Jalani Sidang Ujaran Kebencian, Ahmad Dhani Santai Ditemani Kopi Hitam Manis

Tyssa Madelina | Senin, 06 Agustus 2018 16:00 WIB
Jalani Sidang Ujaran Kebencian, Ahmad Dhani Santai Ditemani Kopi Hitam Manis

Kapanlagi.com - Kedatangan Ahmad Dhani memang sudah ditunggu oleh awak media di Pengadilan Negeri Jakarta Selatan untuk menghadiri sidang lanjutan ujaran kebencian pada Senin (6/8). Sekitar pukul 13.30 WIB, Ahmad Dhani bersama tim pengacaranya, mantap melangkah ke ruang sidang utama dengan blankon dan satu hal yang menarik perhatian, yaitu secangkir kopi hitam.

"Emang setiap hari saya minum kopi item," ujarnya di ruang sidang sebelum sidang dimulai seraya menebar senyum.

Menariknya, kopi hitam yang dibawa dari pintu masuk hingga ke dalam ruang sidang ternyata dibelinya di warung sebelah. Terlebih lagi, kopi hitam tersebut memang tidak terlihat spesial, justru sama seperti yang disediakan di warung pinggir jalan.

1 dari 3 halaman

1. Terbiasa Kopi Instan

Terbiasa Kopi Instan © KapanLagi.com/Akbar Prabowo Triyuwono
"Beli di warung sebelah. Makannya di kafe, minum kopinya di warung," ucapnya sambil terus melanjutkan menyeruput kopi hitamnya.
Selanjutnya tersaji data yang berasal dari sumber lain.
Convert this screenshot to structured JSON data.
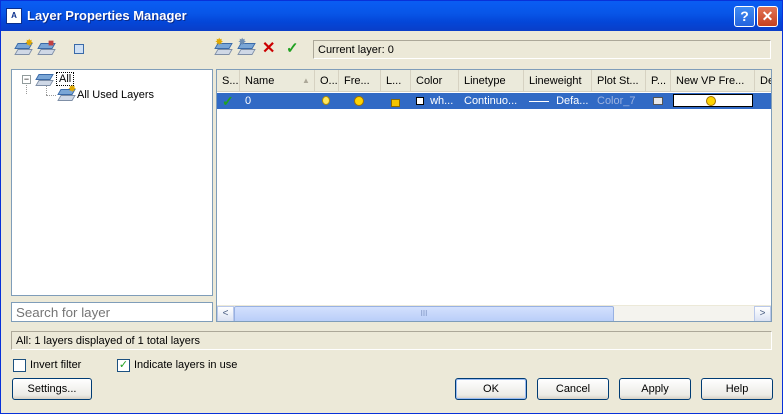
{
  "window": {
    "title": "Layer Properties Manager",
    "help_glyph": "?",
    "close_glyph": "✕"
  },
  "toolbar_left": {
    "icons": [
      "new-property-filter-icon",
      "new-group-filter-icon",
      "layer-states-manager-icon"
    ]
  },
  "toolbar_right": {
    "icons": [
      "new-layer-icon",
      "new-layer-vp-frozen-icon",
      "delete-layer-icon",
      "set-current-icon"
    ],
    "current_layer_label": "Current layer: 0"
  },
  "tree": {
    "expander": "−",
    "root": "All",
    "child": "All Used Layers"
  },
  "search": {
    "placeholder": "Search for layer"
  },
  "grid": {
    "columns": [
      "S...",
      "Name",
      "O...",
      "Fre...",
      "L...",
      "Color",
      "Linetype",
      "Lineweight",
      "Plot St...",
      "P...",
      "New VP Fre...",
      "De"
    ],
    "row": {
      "status": "✓",
      "name": "0",
      "color": "wh...",
      "linetype": "Continuo...",
      "lineweight": "Defa...",
      "plot_style": "Color_7"
    },
    "scroll_left": "<",
    "scroll_right": ">",
    "thumb_grip": "III"
  },
  "status_bar": "All: 1 layers displayed of 1 total layers",
  "options": {
    "invert_filter": {
      "label": "Invert filter",
      "checked": false
    },
    "indicate_layers_in_use": {
      "label": "Indicate layers in use",
      "checked": true,
      "mark": "✓"
    }
  },
  "buttons": {
    "settings": "Settings...",
    "ok": "OK",
    "cancel": "Cancel",
    "apply": "Apply",
    "help": "Help"
  },
  "colors": {
    "titlebar": "#0a5df3",
    "selection": "#316ac5",
    "face": "#ece9d8",
    "current_check": "#21a121",
    "delete_x": "#cc0000"
  }
}
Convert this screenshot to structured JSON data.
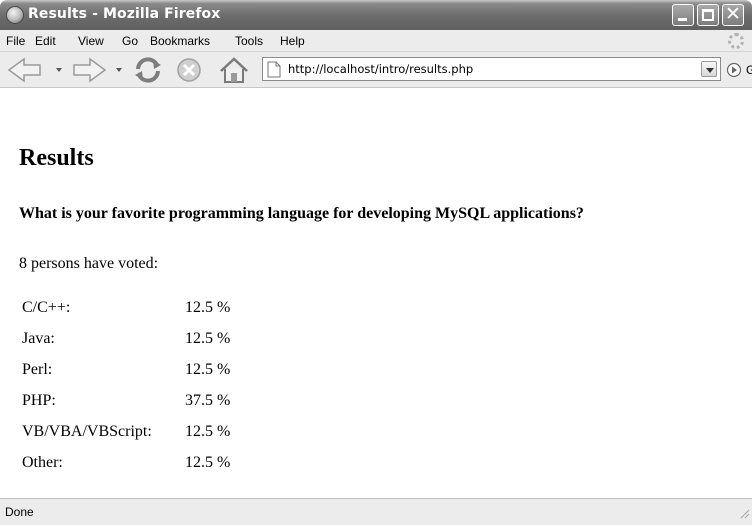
{
  "window": {
    "title": "Results - Mozilla Firefox"
  },
  "menubar": {
    "items": [
      {
        "label": "File"
      },
      {
        "label": "Edit"
      },
      {
        "label": "View"
      },
      {
        "label": "Go"
      },
      {
        "label": "Bookmarks"
      },
      {
        "label": "Tools"
      },
      {
        "label": "Help"
      }
    ]
  },
  "navbar": {
    "url": "http://localhost/intro/results.php",
    "go_label": "Go"
  },
  "page": {
    "heading": "Results",
    "question": "What is your favorite programming language for developing MySQL applications?",
    "vote_summary": "8 persons have voted:",
    "results": [
      {
        "language": "C/C++:",
        "percent": "12.5 %"
      },
      {
        "language": "Java:",
        "percent": "12.5 %"
      },
      {
        "language": "Perl:",
        "percent": "12.5 %"
      },
      {
        "language": "PHP:",
        "percent": "37.5 %"
      },
      {
        "language": "VB/VBA/VBScript:",
        "percent": "12.5 %"
      },
      {
        "language": "Other:",
        "percent": "12.5 %"
      }
    ]
  },
  "statusbar": {
    "text": "Done"
  },
  "colors": {
    "titlebar": "#6e6e6e",
    "chrome": "#ececec"
  }
}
Meminum kopi di ruang sidang memang hal yang unik, suami Mulan Jameela ini pun membocorkan kopi favoritnya yang biasa ia minum. Uniknya lagi, kopi hitam yang diteguknya hari ini ternyata kopi instan dan rasanya pun tidak pahit.
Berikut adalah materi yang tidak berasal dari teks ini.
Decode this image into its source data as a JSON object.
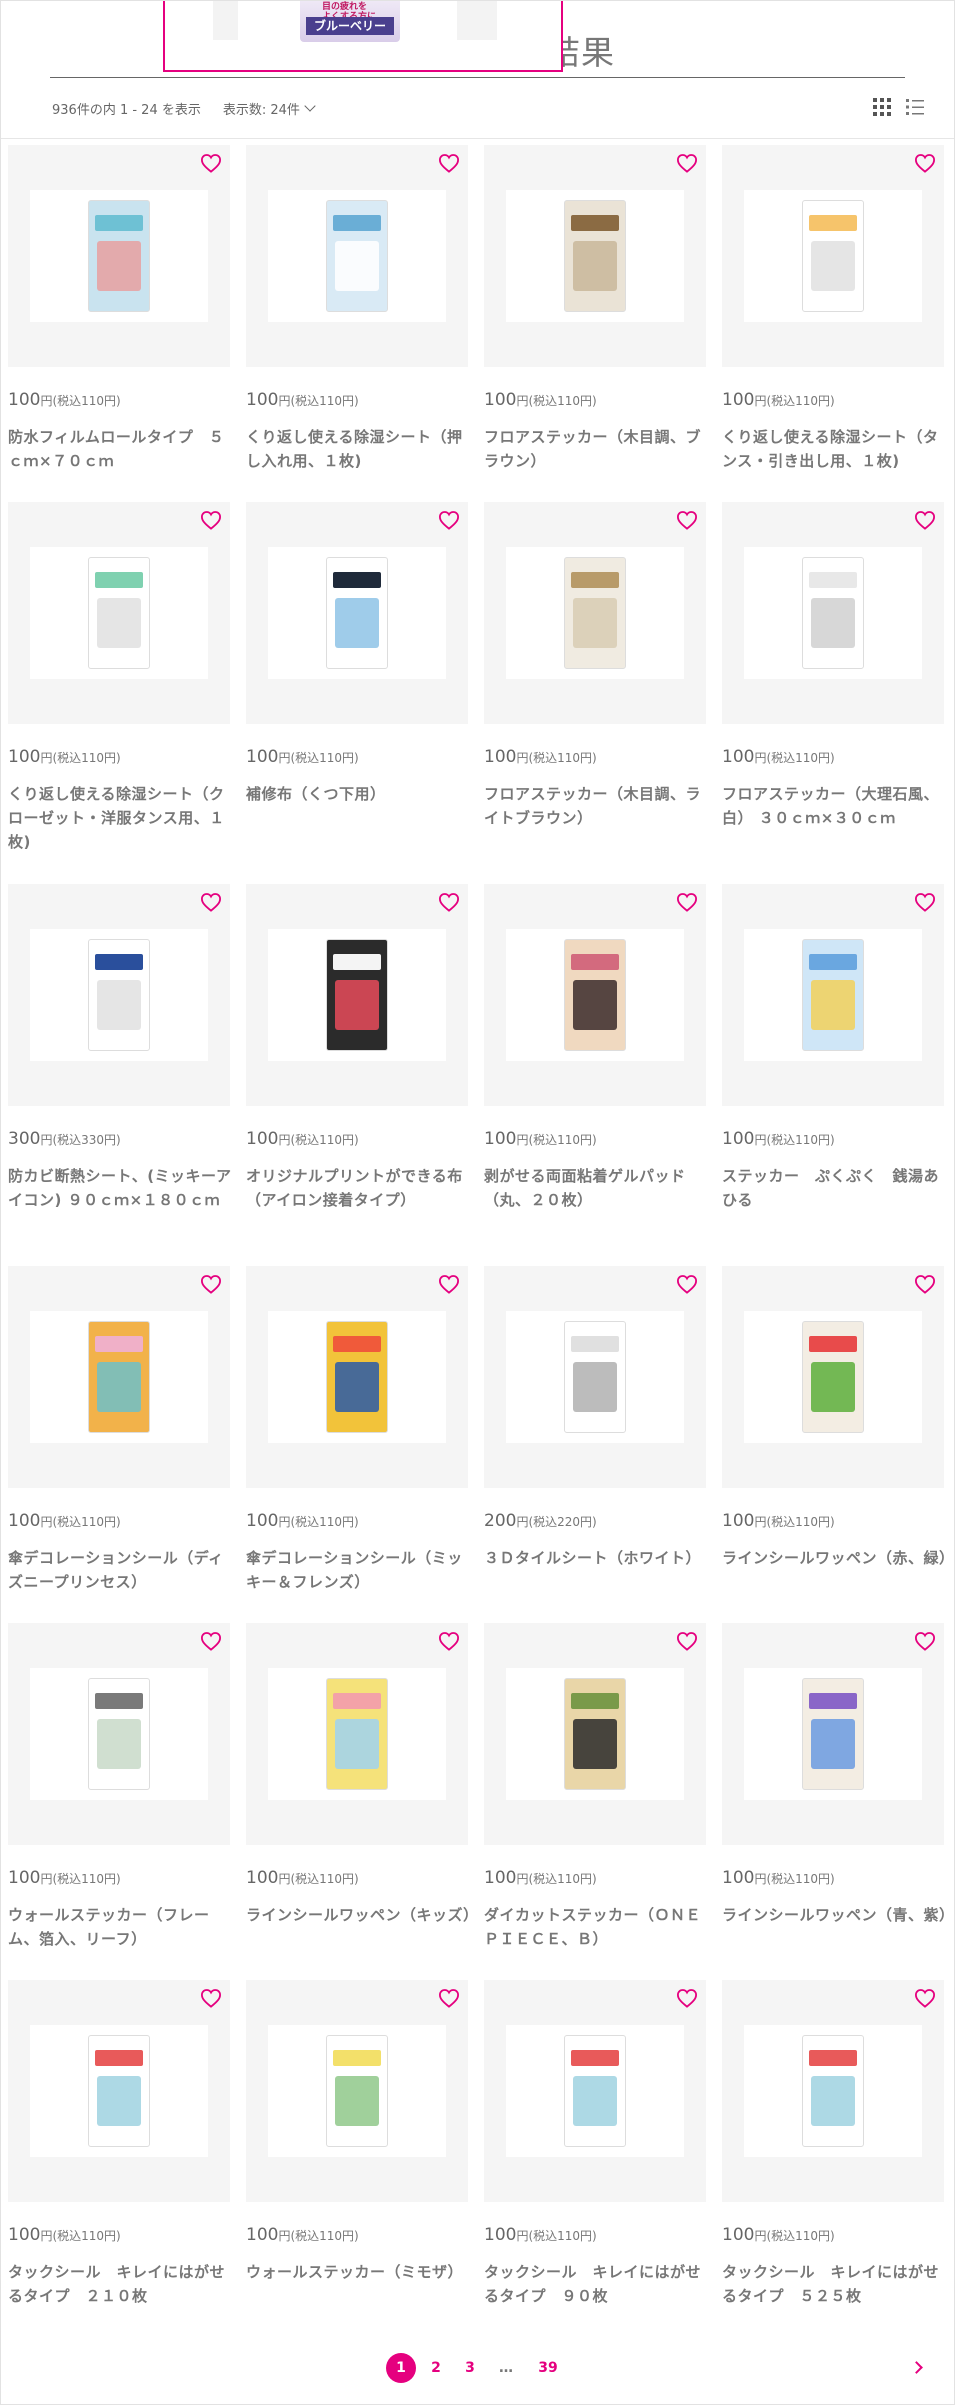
{
  "header": {
    "title_fragment": "結果",
    "popup": {
      "product_sub": "目の疲れを\nよくする方に",
      "product_name": "ブルーベリー"
    },
    "result_count": "936件の内 1 - 24 を表示",
    "per_page": "表示数: 24件",
    "view_icons": [
      "grid-view-icon",
      "list-view-icon"
    ]
  },
  "colors": {
    "accent": "#e5007f",
    "card_bg": "#f5f5f5",
    "text_muted": "#777777"
  },
  "products": [
    {
      "price": "100",
      "price_unit": "円",
      "tax": "(税込110円)",
      "name": "防水フィルムロールタイプ　５ｃｍ×７０ｃｍ"
    },
    {
      "price": "100",
      "price_unit": "円",
      "tax": "(税込110円)",
      "name": "くり返し使える除湿シート（押し入れ用、１枚)"
    },
    {
      "price": "100",
      "price_unit": "円",
      "tax": "(税込110円)",
      "name": "フロアステッカー（木目調、ブラウン）"
    },
    {
      "price": "100",
      "price_unit": "円",
      "tax": "(税込110円)",
      "name": "くり返し使える除湿シート（タンス・引き出し用、１枚)"
    },
    {
      "price": "100",
      "price_unit": "円",
      "tax": "(税込110円)",
      "name": "くり返し使える除湿シート（クローゼット・洋服タンス用、１枚)"
    },
    {
      "price": "100",
      "price_unit": "円",
      "tax": "(税込110円)",
      "name": "補修布（くつ下用）"
    },
    {
      "price": "100",
      "price_unit": "円",
      "tax": "(税込110円)",
      "name": "フロアステッカー（木目調、ライトブラウン）"
    },
    {
      "price": "100",
      "price_unit": "円",
      "tax": "(税込110円)",
      "name": "フロアステッカー（大理石風、白） ３０ｃｍ×３０ｃｍ"
    },
    {
      "price": "300",
      "price_unit": "円",
      "tax": "(税込330円)",
      "name": "防カビ断熱シート、(ミッキーアイコン) ９０ｃｍ×１８０ｃｍ"
    },
    {
      "price": "100",
      "price_unit": "円",
      "tax": "(税込110円)",
      "name": "オリジナルプリントができる布（アイロン接着タイプ）"
    },
    {
      "price": "100",
      "price_unit": "円",
      "tax": "(税込110円)",
      "name": "剥がせる両面粘着ゲルパッド（丸、２０枚）"
    },
    {
      "price": "100",
      "price_unit": "円",
      "tax": "(税込110円)",
      "name": "ステッカー　ぷくぷく　銭湯あひる"
    },
    {
      "price": "100",
      "price_unit": "円",
      "tax": "(税込110円)",
      "name": "傘デコレーションシール（ディズニープリンセス）"
    },
    {
      "price": "100",
      "price_unit": "円",
      "tax": "(税込110円)",
      "name": "傘デコレーションシール（ミッキー＆フレンズ）"
    },
    {
      "price": "200",
      "price_unit": "円",
      "tax": "(税込220円)",
      "name": "３Ｄタイルシート（ホワイト）"
    },
    {
      "price": "100",
      "price_unit": "円",
      "tax": "(税込110円)",
      "name": "ラインシールワッペン（赤、緑）"
    },
    {
      "price": "100",
      "price_unit": "円",
      "tax": "(税込110円)",
      "name": "ウォールステッカー（フレーム、箔入、リーフ）"
    },
    {
      "price": "100",
      "price_unit": "円",
      "tax": "(税込110円)",
      "name": "ラインシールワッペン（キッズ）"
    },
    {
      "price": "100",
      "price_unit": "円",
      "tax": "(税込110円)",
      "name": "ダイカットステッカー（ＯＮＥ　ＰＩＥＣＥ、Ｂ）"
    },
    {
      "price": "100",
      "price_unit": "円",
      "tax": "(税込110円)",
      "name": "ラインシールワッペン（青、紫）"
    },
    {
      "price": "100",
      "price_unit": "円",
      "tax": "(税込110円)",
      "name": "タックシール　キレイにはがせるタイプ　２１０枚"
    },
    {
      "price": "100",
      "price_unit": "円",
      "tax": "(税込110円)",
      "name": "ウォールステッカー（ミモザ）"
    },
    {
      "price": "100",
      "price_unit": "円",
      "tax": "(税込110円)",
      "name": "タックシール　キレイにはがせるタイプ　９０枚"
    },
    {
      "price": "100",
      "price_unit": "円",
      "tax": "(税込110円)",
      "name": "タックシール　キレイにはがせるタイプ　５２５枚"
    }
  ],
  "pagination": {
    "pages": [
      "1",
      "2",
      "3",
      "…",
      "39"
    ],
    "current": "1",
    "next_icon": "chevron-right-icon"
  }
}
"Manis. Saya sebenernya ada, tapi merek ya, kopi instan lah, saya mau coba tidak instan tapi susah," pungkasnya.

2 dari 3 halaman

2. Merasa Tidak Bersalah

Merasa Tidak Bersalah © Bintang
Seperti yang kita ketahui, Ahmad Dhani ditetapkan sebagai tersangka gara-gara status di Twitter yang dianggap menyebarkan kebencian. Postingan Dhani di Twitter yang membuatnya menjadi tersangka ini adalah kicauan berikut:

'Siapa saja yg dukung Penista Agama adalah Bajingan yang perlu di ludahi muka nya - ADP'

Kini kasus tersebut sudah P21 atau berkas perkara dinyatakan lengkap. Sementara itu kuasa hukum Dhani, Ali Lubis, mengaku menerima semua proses hukum ini. Namun kliennya tetap merasa tidak bersalah karena cuitan tersebut.
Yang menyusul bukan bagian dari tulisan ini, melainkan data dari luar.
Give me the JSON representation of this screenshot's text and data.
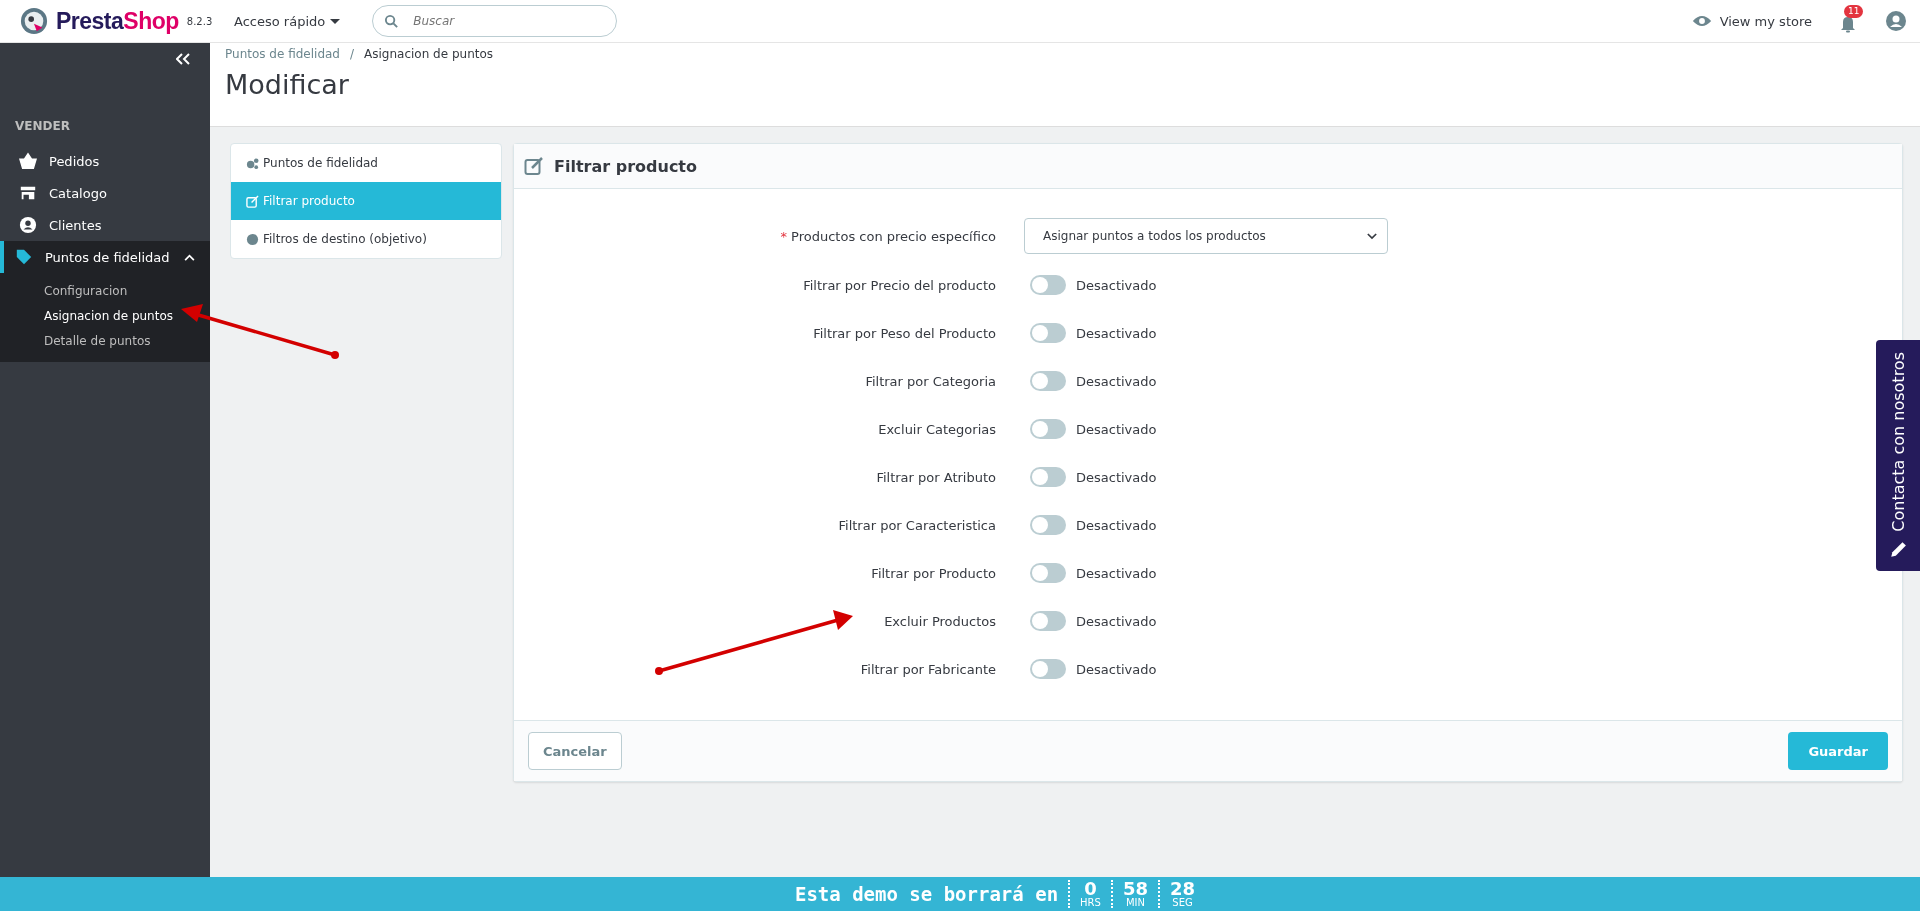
{
  "header": {
    "brand_prefix": "Presta",
    "brand_suffix": "Shop",
    "version": "8.2.3",
    "quick_access": "Acceso rápido",
    "search": {
      "placeholder": "Buscar"
    },
    "view_store": "View my store",
    "notifications": "11"
  },
  "sidebar": {
    "section": "VENDER",
    "items": [
      {
        "label": "Pedidos",
        "selected": false
      },
      {
        "label": "Catalogo",
        "selected": false
      },
      {
        "label": "Clientes",
        "selected": false
      },
      {
        "label": "Puntos de fidelidad",
        "selected": true,
        "expanded": true,
        "children": [
          {
            "label": "Configuracion",
            "selected": false
          },
          {
            "label": "Asignacion de puntos",
            "selected": true
          },
          {
            "label": "Detalle de puntos",
            "selected": false
          }
        ]
      }
    ]
  },
  "breadcrumb": {
    "separator": "/",
    "items": [
      "Puntos de fidelidad",
      "Asignacion de puntos"
    ]
  },
  "page_title": "Modificar",
  "tabs": [
    {
      "label": "Puntos de fidelidad",
      "selected": false
    },
    {
      "label": "Filtrar producto",
      "selected": true
    },
    {
      "label": "Filtros de destino (objetivo)",
      "selected": false
    }
  ],
  "panel": {
    "title": "Filtrar producto",
    "select": {
      "label": "Productos con precio específico",
      "required": "*",
      "value": "Asignar puntos a todos los productos"
    },
    "switches": [
      {
        "label": "Filtrar por Precio del producto",
        "on": false,
        "state": "Desactivado"
      },
      {
        "label": "Filtrar por Peso del Producto",
        "on": false,
        "state": "Desactivado"
      },
      {
        "label": "Filtrar por Categoria",
        "on": false,
        "state": "Desactivado"
      },
      {
        "label": "Excluir Categorias",
        "on": false,
        "state": "Desactivado"
      },
      {
        "label": "Filtrar por Atributo",
        "on": false,
        "state": "Desactivado"
      },
      {
        "label": "Filtrar por Caracteristica",
        "on": false,
        "state": "Desactivado"
      },
      {
        "label": "Filtrar por Producto",
        "on": false,
        "state": "Desactivado"
      },
      {
        "label": "Excluir Productos",
        "on": false,
        "state": "Desactivado"
      },
      {
        "label": "Filtrar por Fabricante",
        "on": false,
        "state": "Desactivado"
      }
    ],
    "cancel": "Cancelar",
    "save": "Guardar"
  },
  "contact_tab": "Contacta con nosotros",
  "demo_bar": {
    "text": "Esta demo se borrará en",
    "units": [
      {
        "value": "0",
        "label": "HRS"
      },
      {
        "value": "58",
        "label": "MIN"
      },
      {
        "value": "28",
        "label": "SEG"
      }
    ]
  }
}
"Karena dari awal tweetnya Mas AD sama sekali tidak mengandung unsur SARA sebagaimana ketentuan Pasal 28 ayat 2 UU ITE. Bahkan sampai saat ini saya pun masih menanyakan apa legal standing dari si Pelapor dalam melaporkan Mas AD. Terlebih lagi dalam tweet Mas AD juga tidak ada sebut nama atau golongan apapun," jelasnya.

3 dari 3 halaman

3. Tidak Ditahan

Tidak Ditahan © Bintang
Selama menajalani pemeriksaan, Dhani diceritakan selalu kooperatif dan taat. Kapolres Metro Jakarta Selatan, Komisaris Besar Mardiaz Kusin Dwihananto lalu menjelaskan alasan kenapa ayah dari Al El dan Dul itu masih belum ditahan hingga saat ini.

"Kami tidak menahan (Dhani) selama ini. Kami nanti akan melakukan pemanggilan kepada tersangka dan berkoordinasi dengan JPU, kapan mereka bisa. Proses penahanan ada waktu. Kemudian proses pembuktian agak lama, jadi kami memerlukan ahli, forensik, di kantor lain dan proses penahanan malah habis waktu sehingga kami harus mengeluarkan tersangka dari tahanan. Kami ambil kesimpulan tidak ditahan," pungkas Mardiaz.